This work introduces double-mapping Gated Recurrent Units (dGRU), an extension of standard GRUs where the input is considered as a recurrent state. An extra set of logic gates is added to update the input given the output. Stacking multiple such layers results in a recurrent auto-encoder: the operators updating the outputs comprise the encoder, while the ones updating the inputs form the decoder. Since the states are shared between corresponding encoder and decoder layers, the representation is stratified during learning: some information is not passed to the next layers. We test our model on future video prediction. Main challenges for this task include high variability in videos, temporal propagation of errors, and non-specificity of future frames. We show how only the encoder or decoder needs to be applied for encoding or prediction. This reduces the computational cost and avoids re-encoding predictions when generating multiple frames, mitigating error propagation. Furthermore, it is possible to remove layers from a trained model, giving an insight to the role of each layer. Our approach improves state of the art results on MMNIST and UCF101, being competitive on KTH with 2 and 3 times less memory usage and computational cost than the best scored approach.

Keywords

Future video prediction Unsupervised learning Recurrent neural networks 

Notes

Acknowledgements

The work of Marc Oliu is supported by the FI-DGR 2016 fellowship, granted by the Universities and Research Secretary of the Knowledge and Economy Department of the Generalitat de Catalunya.
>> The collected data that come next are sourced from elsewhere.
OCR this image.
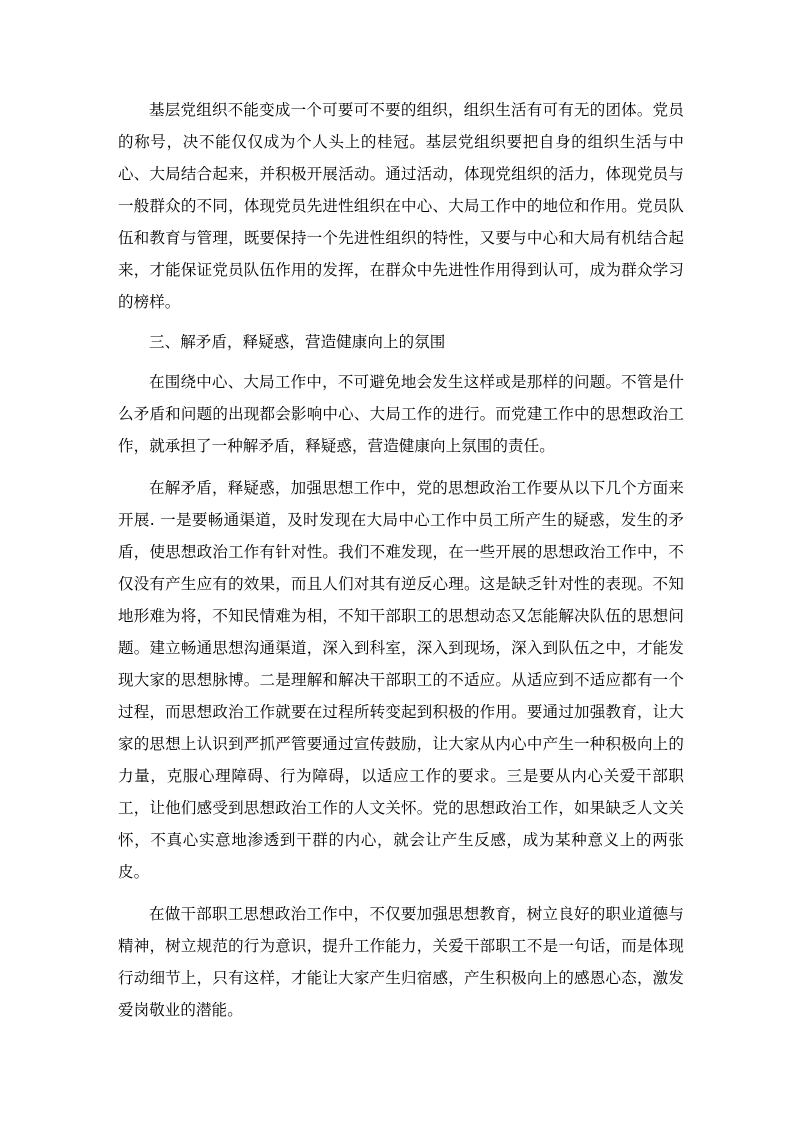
基层党组织不能变成一个可要可不要的组织，组织生活有可有无的团体。党员的称号，决不能仅仅成为个人头上的桂冠。基层党组织要把自身的组织生活与中心、大局结合起来，并积极开展活动。通过活动，体现党组织的活力，体现党员与一般群众的不同，体现党员先进性组织在中心、大局工作中的地位和作用。党员队伍和教育与管理，既要保持一个先进性组织的特性，又要与中心和大局有机结合起来，才能保证党员队伍作用的发挥，在群众中先进性作用得到认可，成为群众学习的榜样。

三、解矛盾，释疑惑，营造健康向上的氛围

在围绕中心、大局工作中，不可避免地会发生这样或是那样的问题。不管是什么矛盾和问题的出现都会影响中心、大局工作的进行。而党建工作中的思想政治工作，就承担了一种解矛盾，释疑惑，营造健康向上氛围的责任。

在解矛盾，释疑惑，加强思想工作中，党的思想政治工作要从以下几个方面来开展. 一是要畅通渠道，及时发现在大局中心工作中员工所产生的疑惑，发生的矛盾，使思想政治工作有针对性。我们不难发现，在一些开展的思想政治工作中，不仅没有产生应有的效果，而且人们对其有逆反心理。这是缺乏针对性的表现。不知地形难为将，不知民情难为相，不知干部职工的思想动态又怎能解决队伍的思想问题。建立畅通思想沟通渠道，深入到科室，深入到现场，深入到队伍之中，才能发现大家的思想脉博。二是理解和解决干部职工的不适应。从适应到不适应都有一个过程，而思想政治工作就要在过程所转变起到积极的作用。要通过加强教育，让大家的思想上认识到严抓严管要通过宣传鼓励，让大家从内心中产生一种积极向上的力量，克服心理障碍、行为障碍，以适应工作的要求。三是要从内心关爱干部职工，让他们感受到思想政治工作的人文关怀。党的思想政治工作，如果缺乏人文关怀，不真心实意地渗透到干群的内心，就会让产生反感，成为某种意义上的两张皮。

在做干部职工思想政治工作中，不仅要加强思想教育，树立良好的职业道德与精神，树立规范的行为意识，提升工作能力，关爱干部职工不是一句话，而是体现行动细节上，只有这样，才能让大家产生归宿感，产生积极向上的感恩心态，激发爱岗敬业的潜能。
Also, the work of Javier Selva is supported by the APIF 2018 fellowship, granted by the Universitat de Barcelona. This work has been partially supported by the Spanish project TIN2016-74946-P (MINECO/FEDER, UE) and CERCA Programme/Generalitat de Catalunya. We gratefully acknowledge the support of NVIDIA Corporation with the donation of the GPU used for this research.

Supplementary material

474202_1_En_44_MOESM1_ESM.pdf (6.9 mb)
Supplementary material 1 (pdf 7038 KB)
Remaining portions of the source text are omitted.